My email is dysfunctional. I keep things in my inbox because I can’t afford for them to go out of sight, out of mind — but then that’s exactly what happens. They get buried deeper and deeper in my inbox by all the other messages I delusionally think I’m going to deal with.

That was the preface of a Messy Matters article, Inbox Zeroer, in which I proposed that we all declare email bankruptcy and stop adding things to each other’s task lists willy nilly. No, but seriously, I laid out a wish list for some tools to help me reach Inbox Zero, namely, email snooze, re-ping, and auto-expire. Soon after writing that, I switched from Pine to Gmail and eventually implemented email snooze and re-ping using Google Apps Script. [1]

Guess what I found out? The fundamental problem wasn’t my email processing tools, it was my damn brain. Having an amazing IDE with built-in refactoring tools and a Turing-complete macro language won’t just make you produce code. [2] And as great as email snooze and re-ping are (they’re pretty great) they don’t solve your fundamental procrastination problem.

This sounds like a case for — Beeminder!

Of course “inbox size” is a graphable number and you can beemind it like anything else, but long-time friend of Beeminder, David Yang [3], convinced us to integrate with Gmail to automate the reporting. (His argument was very persuasive: he hacked up a prototype for us.)

How it Works

Beeminder periodically checks your inbox throughout the day and records the number of Read messages. The graph plots only the minimum count of the day, so that you just have to hit the low point and stay there long enough for Beeminder to pick up on it. This lets you make slow forward progress toward inbox zero without having to declare email bankruptcy. Plus, it makes you seem like an amazingly thoughtful person when you actually do pick up that email thread from two years ago and respond.

GmailZero only works for people who (try to) diligently archive messages. It doesn’t count Unread messages against you since you don’t have control over those. For example, the 1000 messages you get on vacation? Not a problem — we don’t count them until you get home and start reading through them.

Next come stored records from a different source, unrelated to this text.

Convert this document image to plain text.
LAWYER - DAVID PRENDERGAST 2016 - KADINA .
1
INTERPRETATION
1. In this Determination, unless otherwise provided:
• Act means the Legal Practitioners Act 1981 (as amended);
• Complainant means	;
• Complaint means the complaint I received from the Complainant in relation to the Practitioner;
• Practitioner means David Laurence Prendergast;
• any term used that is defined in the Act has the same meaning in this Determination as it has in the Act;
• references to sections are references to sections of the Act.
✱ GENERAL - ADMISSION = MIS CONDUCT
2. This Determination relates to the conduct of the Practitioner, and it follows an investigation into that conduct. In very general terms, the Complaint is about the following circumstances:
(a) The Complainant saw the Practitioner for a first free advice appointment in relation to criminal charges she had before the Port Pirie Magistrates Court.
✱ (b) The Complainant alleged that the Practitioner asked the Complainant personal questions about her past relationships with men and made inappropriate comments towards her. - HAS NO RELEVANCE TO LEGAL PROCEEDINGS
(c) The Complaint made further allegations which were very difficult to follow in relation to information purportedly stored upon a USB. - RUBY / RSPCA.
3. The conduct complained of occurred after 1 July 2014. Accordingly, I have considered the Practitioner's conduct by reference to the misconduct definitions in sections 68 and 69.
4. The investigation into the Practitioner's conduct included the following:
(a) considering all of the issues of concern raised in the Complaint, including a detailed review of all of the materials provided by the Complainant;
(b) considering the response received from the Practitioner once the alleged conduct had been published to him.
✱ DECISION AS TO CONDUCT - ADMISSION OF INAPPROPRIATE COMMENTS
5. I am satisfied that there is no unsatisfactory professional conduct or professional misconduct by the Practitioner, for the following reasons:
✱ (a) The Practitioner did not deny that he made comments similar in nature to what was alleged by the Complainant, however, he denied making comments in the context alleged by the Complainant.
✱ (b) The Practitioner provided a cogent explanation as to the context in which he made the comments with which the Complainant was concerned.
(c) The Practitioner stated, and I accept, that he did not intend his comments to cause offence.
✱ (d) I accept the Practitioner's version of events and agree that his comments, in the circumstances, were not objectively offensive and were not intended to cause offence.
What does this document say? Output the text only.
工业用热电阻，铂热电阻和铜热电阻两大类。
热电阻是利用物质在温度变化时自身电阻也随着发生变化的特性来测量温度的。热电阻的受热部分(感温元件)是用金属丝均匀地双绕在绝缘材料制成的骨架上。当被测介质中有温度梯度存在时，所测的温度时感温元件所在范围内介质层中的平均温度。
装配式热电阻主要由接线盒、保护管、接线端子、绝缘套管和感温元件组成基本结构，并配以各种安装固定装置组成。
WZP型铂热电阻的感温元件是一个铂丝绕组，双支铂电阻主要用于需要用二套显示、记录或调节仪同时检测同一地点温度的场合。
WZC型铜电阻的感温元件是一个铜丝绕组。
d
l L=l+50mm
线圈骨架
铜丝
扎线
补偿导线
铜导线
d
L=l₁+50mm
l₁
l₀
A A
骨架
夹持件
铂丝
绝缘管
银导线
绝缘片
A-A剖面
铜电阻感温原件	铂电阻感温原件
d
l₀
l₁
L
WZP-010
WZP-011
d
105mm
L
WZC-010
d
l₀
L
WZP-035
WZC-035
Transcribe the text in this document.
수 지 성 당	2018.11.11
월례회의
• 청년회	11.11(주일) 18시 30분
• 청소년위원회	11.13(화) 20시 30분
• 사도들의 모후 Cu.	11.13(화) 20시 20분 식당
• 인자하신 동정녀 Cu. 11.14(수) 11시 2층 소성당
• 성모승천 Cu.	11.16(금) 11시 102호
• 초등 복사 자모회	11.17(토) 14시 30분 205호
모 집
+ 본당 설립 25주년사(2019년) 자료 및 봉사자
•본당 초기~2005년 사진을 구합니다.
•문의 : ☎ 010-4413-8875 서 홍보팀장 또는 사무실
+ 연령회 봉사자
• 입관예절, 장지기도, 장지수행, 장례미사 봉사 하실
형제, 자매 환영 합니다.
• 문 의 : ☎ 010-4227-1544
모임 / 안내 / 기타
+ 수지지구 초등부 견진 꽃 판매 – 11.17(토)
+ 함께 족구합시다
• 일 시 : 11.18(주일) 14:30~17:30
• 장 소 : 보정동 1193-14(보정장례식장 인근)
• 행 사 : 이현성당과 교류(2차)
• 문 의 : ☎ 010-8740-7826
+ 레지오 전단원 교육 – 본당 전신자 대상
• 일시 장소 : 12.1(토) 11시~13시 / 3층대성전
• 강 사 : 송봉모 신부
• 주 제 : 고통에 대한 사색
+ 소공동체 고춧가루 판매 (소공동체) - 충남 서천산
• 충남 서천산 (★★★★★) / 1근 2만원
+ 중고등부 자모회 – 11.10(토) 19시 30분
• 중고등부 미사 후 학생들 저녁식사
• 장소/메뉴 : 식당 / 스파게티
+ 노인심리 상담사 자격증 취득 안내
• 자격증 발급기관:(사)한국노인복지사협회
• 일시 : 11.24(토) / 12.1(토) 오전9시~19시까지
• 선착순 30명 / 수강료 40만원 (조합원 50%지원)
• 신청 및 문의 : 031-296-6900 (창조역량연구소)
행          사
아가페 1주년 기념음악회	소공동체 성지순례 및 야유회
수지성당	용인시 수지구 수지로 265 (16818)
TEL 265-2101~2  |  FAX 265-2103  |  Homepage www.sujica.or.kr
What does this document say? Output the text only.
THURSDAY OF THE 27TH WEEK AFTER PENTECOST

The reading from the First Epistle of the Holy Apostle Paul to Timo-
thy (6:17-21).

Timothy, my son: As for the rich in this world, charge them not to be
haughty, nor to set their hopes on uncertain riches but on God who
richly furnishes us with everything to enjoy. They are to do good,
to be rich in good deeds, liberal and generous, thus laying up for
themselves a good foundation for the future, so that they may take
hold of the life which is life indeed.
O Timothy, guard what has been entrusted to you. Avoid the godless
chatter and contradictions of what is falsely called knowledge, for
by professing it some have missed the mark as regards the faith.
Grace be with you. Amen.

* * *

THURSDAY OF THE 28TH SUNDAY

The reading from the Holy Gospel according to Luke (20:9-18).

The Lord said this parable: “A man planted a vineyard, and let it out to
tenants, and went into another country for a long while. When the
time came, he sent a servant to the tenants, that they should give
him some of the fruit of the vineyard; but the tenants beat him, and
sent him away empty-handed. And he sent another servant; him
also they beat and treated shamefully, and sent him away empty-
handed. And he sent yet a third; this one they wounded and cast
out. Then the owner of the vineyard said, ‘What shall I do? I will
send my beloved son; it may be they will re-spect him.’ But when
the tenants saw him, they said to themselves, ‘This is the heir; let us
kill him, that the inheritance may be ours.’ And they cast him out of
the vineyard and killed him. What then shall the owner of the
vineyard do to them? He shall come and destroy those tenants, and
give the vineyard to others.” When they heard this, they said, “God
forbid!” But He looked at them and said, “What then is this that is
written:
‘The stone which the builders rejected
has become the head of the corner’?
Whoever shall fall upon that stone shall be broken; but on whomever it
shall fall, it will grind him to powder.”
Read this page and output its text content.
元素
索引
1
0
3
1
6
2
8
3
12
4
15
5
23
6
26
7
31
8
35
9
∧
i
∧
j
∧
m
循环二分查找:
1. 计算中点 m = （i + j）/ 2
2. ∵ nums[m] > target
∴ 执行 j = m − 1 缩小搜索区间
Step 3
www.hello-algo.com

Ignoring unread messages is a double-edged sword, of course. One user reports that he finds himself marking things as unread in order to avoid Beeminder’s sting (or having to deal with the emails, unclear which!). Another marks a batch of unread messages as read at the end of each day, putting her on the hook to deal with them tomorrow.

Teh Codez

If you’ve been holding back because the permissions GmailZero needs skeeve you out [4] or because you have an incompatible email strategy, or if you’re just looking for an excuse to use our new API, you can hack up your own version of it!

Here’s the relevant excerpt of Beeminder’s own Ruby code to count up read messages. Enjoy!

Footnotes

[1] My code is here — snooze.js — and I intend to blog about it in more detail later. UPDATE: Blogged on Messy Matters.

[2] Non-nerd analogy: an amazing word processor doesn’t make you produce prose.

[3] This was before David took off for Y Combinator and founded Yealthy.

[4] Frustratingly, Google doesn’t give fine-grained enough permissions for us to ask just to see stats about your email. It’s all or nuthin’ with them. But we’re not actually reading your email, we swear it!